The words grief and mourning are often used interchangeably, but there is an important distinction between the two. Grief refers to the internal experience of loss – the thoughts and feelings that one has after someone has died, for example. Mourning, on the other hand, is external – it is the expression of those thoughts and feelings. Grief happens only on the inside, in your head or in your heart. Mourning is the way that we process and “let it out”.
Why does this distinction matter? The words themselves are not as important as recognizing these two aspects of human nature in the wake of a loss: both internal and external processes must be acknowledged and experienced in order to move forward. Most people will experience grief following loss, but many will struggle with mourning. Mourners need to feel safe and supported in their outward expressions of grief; family, social, and cultural expectations have a significant impact on this sense of safety.
Does this mean we need to push someone into mourning if we sense that they are hurting?
It’s not uncommon for me to work with clients who express concern for someone in their family who doesn’t seem to be expressing their feelings. “I keep telling my dad he should come in for counseling, but he just doesn’t want to.” “I’m worried about my son. I ask him how he’s feeling, but he pushes me away.” “I wish my husband would open up to me; I know he’s hurting.” Sometimes I sense that my clients are looking to me for backup on actions that they’re already taking at home (“See? Even my counselor says you should talk more!”). What these well-meaning concerns fail to recognize is that the process of grief and mourning is individual to the mourner – your working through doesn’t necessarily look the same as someone else’s.
You may have noticed that all of the quotes above are directed at men, and that’s pretty consistent with the way these concerns show up in my office. Even so, this isn’t so much a gender divide as it is a difference of grief and mourning patterns. In their study of gender differences as they relate to grief and mourning, psychologists Martin & Doka identified three patterns of grief: intuitive, instrumental, and dissonant. While their research began by comparing men’s and women’s responses to loss, what they found is that these different styles reach across a broader continuum.
In brief, the intuitive pattern is one in which grief is experienced primarily as feelings, and expressions of mourning are emotion-based: crying, shouting, etc. People with an intuitive pattern of grief are best supported with activities that help to vent these emotions. On the other hand, the instrumental pattern is one in which grief shows up in more active and thought-based ways. People with an instrumental pattern of grief are best supported by activities that connect with thoughts and actions: reading self-help books, working with one’s hands, or exercising, for example. Finally, the dissonant pattern shows up when mourners identify with one style, but are pushed (by family expectations or social constraints) to express in the opposite style.

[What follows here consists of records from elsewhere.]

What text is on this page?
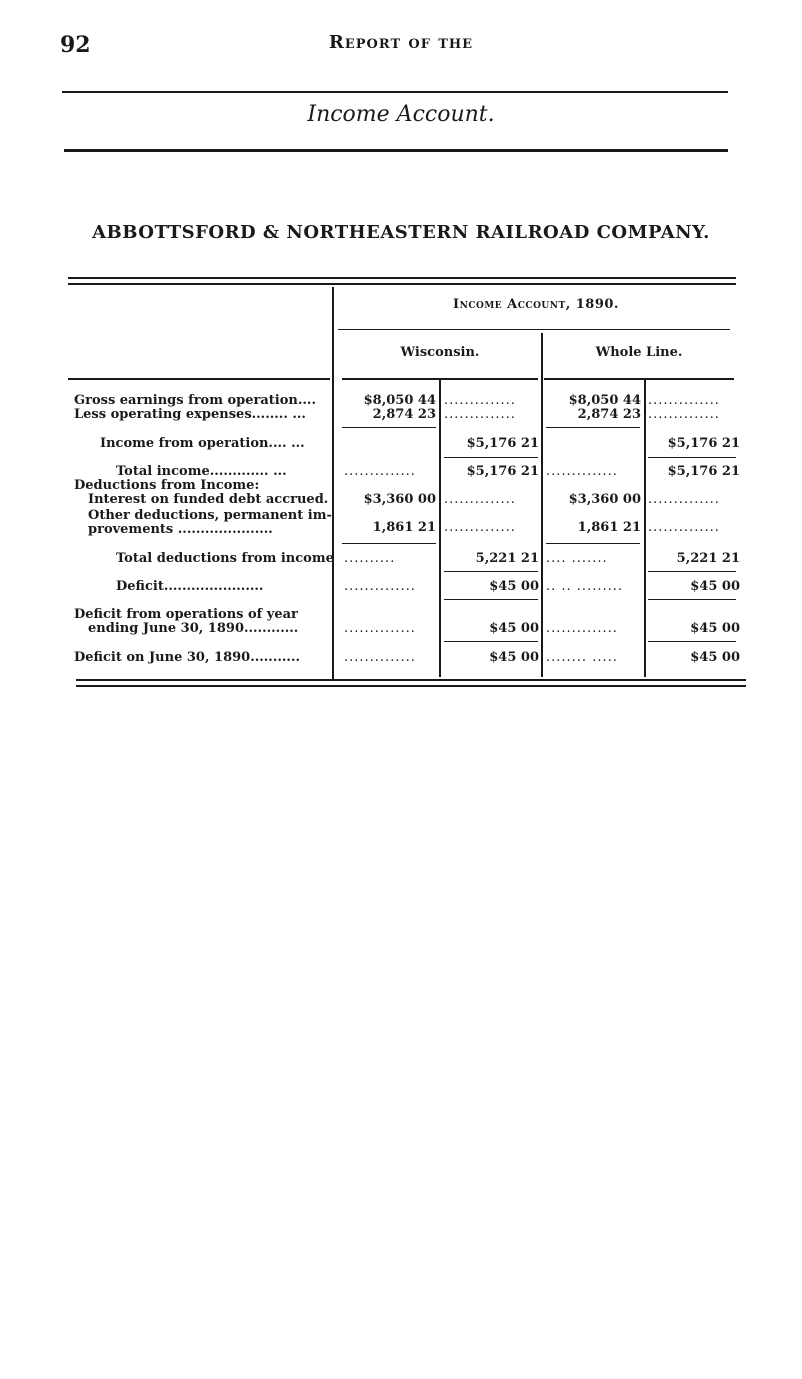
92	Report of the
Income Account.
ABBOTTSFORD & NORTHEASTERN RAILROAD COMPANY.
Income Account, 1890.
Wisconsin.	Whole Line.
Gross earnings from operation....	$8,050 44 ..............	$8,050 44 ..............
Less operating expenses........ ...	2,874 23 ..............	2,874 23 ..............
Income from operation.... ...	$5,176 21	$5,176 21
Total income............. ...	..............	$5,176 21 ..............	$5,176 21
Deductions from Income:
Interest on funded debt accrued.	$3,360 00 ..............	$3,360 00 ..............
Other deductions, permanent im-
provements .....................	1,861 21 ..............	1,861 21 ..............
Total deductions from income ..........	5,221 21 .... .......	5,221 21
Deficit......................	..............	$45 00 .. .. .........	$45 00
Deficit from operations of year
ending June 30, 1890............	..............	$45 00 ..............	$45 00
Deficit on June 30, 1890...........	..............	$45 00 ........ .....	$45 00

These patterns lie on a continuum: an individual mourner may identify fully with the intuitive pattern or the instrumental pattern – or they may lie somewhere in between. This continuum may align with gender roles, as well – or it may not. In Western culture, women tend toward the intuitive end of the spectrum, whereas men tend toward the instrumental end – but again, this varies according to the individual.
In terms of supporting people who are experiencing grief, then, one of the most important things we can do is to allow for their individual responses to the loss. The healing that comes from mourning shows up in many forms: talking, crying, shouting, dancing, reading, writing, running, building, singing, laughing, painting, drumming, hugging, … the list goes on and on. There is no one-size-fits-all solution to the work of mourning, and in our fix-it American culture, that can be frustrating. Allowing space for – and even inviting – talking and crying over one’s loss is great. We must remember, though, to also allow space to decline that invitation, and adapt to the individual mourner’s needs.